You don’t need to be a mathematician. You need fluency in four things:
- Linear algebra — the language of every operation in ML
- Probability & statistics — what models are uncertain about and why
- Calculus & optimization — how learning happens
- Information theory — what “loss” actually measures
This stage covers each at the depth needed to read papers, debug models, and stop nodding politely when someone says “covariance matrix.”
Prerequisites
- High-school algebra
- A Python environment with NumPy
Learning ladder
Read in this order:
- Linear algebra — vectors, matrices, dot products, eigendecomposition
- Probability & statistics — distributions, expectation, MLE, Bayes
- Calculus & optimization — derivatives, gradients, gradient descent
- Information theory — entropy, cross-entropy, KL divergence
The order matters: probability uses linear algebra; calculus is the bridge to optimization; information theory ties it all to loss functions.
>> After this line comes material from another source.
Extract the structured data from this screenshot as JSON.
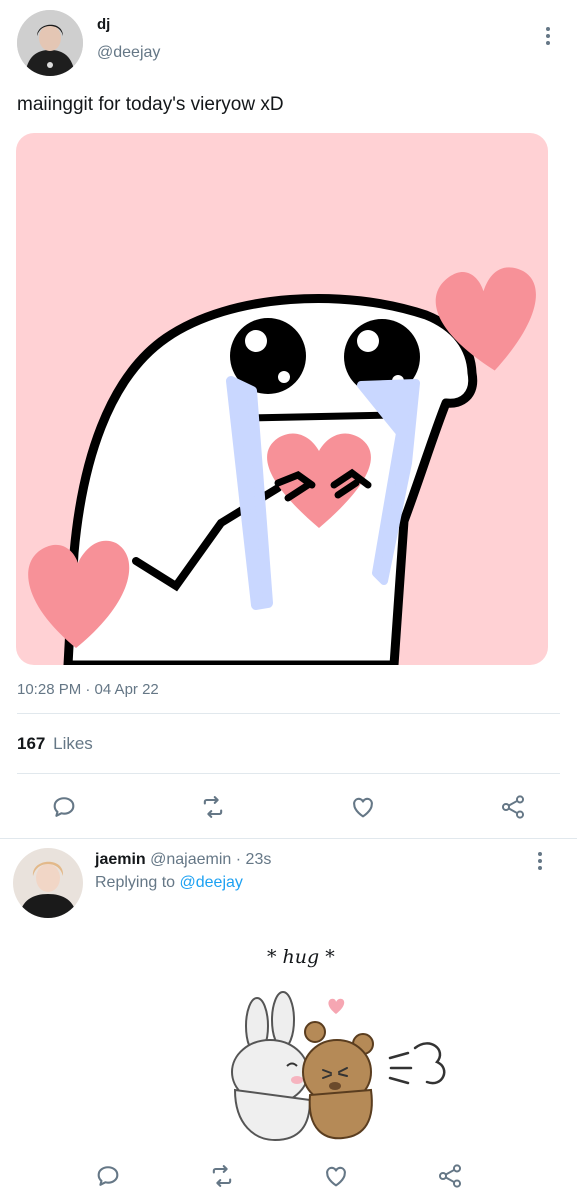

Minimum viable understanding (MVU)
Before moving to Stage 02 you should be able to:
- Compute a dot product, matrix-vector product, and matrix-matrix product by hand on small examples.
- Explain why softmax outputs are non-negative and sum to 1.
- Write the gradient descent update rule from memory:
θ ← θ − η · ∇L(θ). - Define entropy in plain English and compute it for a 2-outcome distribution.
- Explain what “negative log-likelihood = cross-entropy” means.
Exercises
- Dot product by hand. For
a = [1,2,3]andb = [4,5,6], computea·b. Then compute it in NumPy. Match. - Softmax intuition. Implement softmax on
[1,2,3]and[101,102,103]. Same output? Why or why not? - Gradient descent on a parabola. Minimize
f(x) = (x−3)²starting atx=0withη=0.1. Plotxandf(x)over 50 steps. - Entropy by hand. Compute the entropy of a fair coin and a 90/10 coin. Which is higher?
Common pitfalls
- Skipping it because “I’ll learn it as I go.” You won’t. You’ll cargo-cult papers and never quite trust your own debugging.
- Going too deep too soon. You don’t need measure theory or category theory. Resist the rabbit hole.
- Not coding the math. Math you’ve only read fades. Math you’ve implemented sticks.
Where this stage feeds
- Stage 02 (ML fundamentals) uses linear algebra and calculus end-to-end.
- Stage 03 (neural networks) is calculus + linear algebra at scale.
- Stage 06 (transformers) lives or dies on how well you understand matrix products and softmax.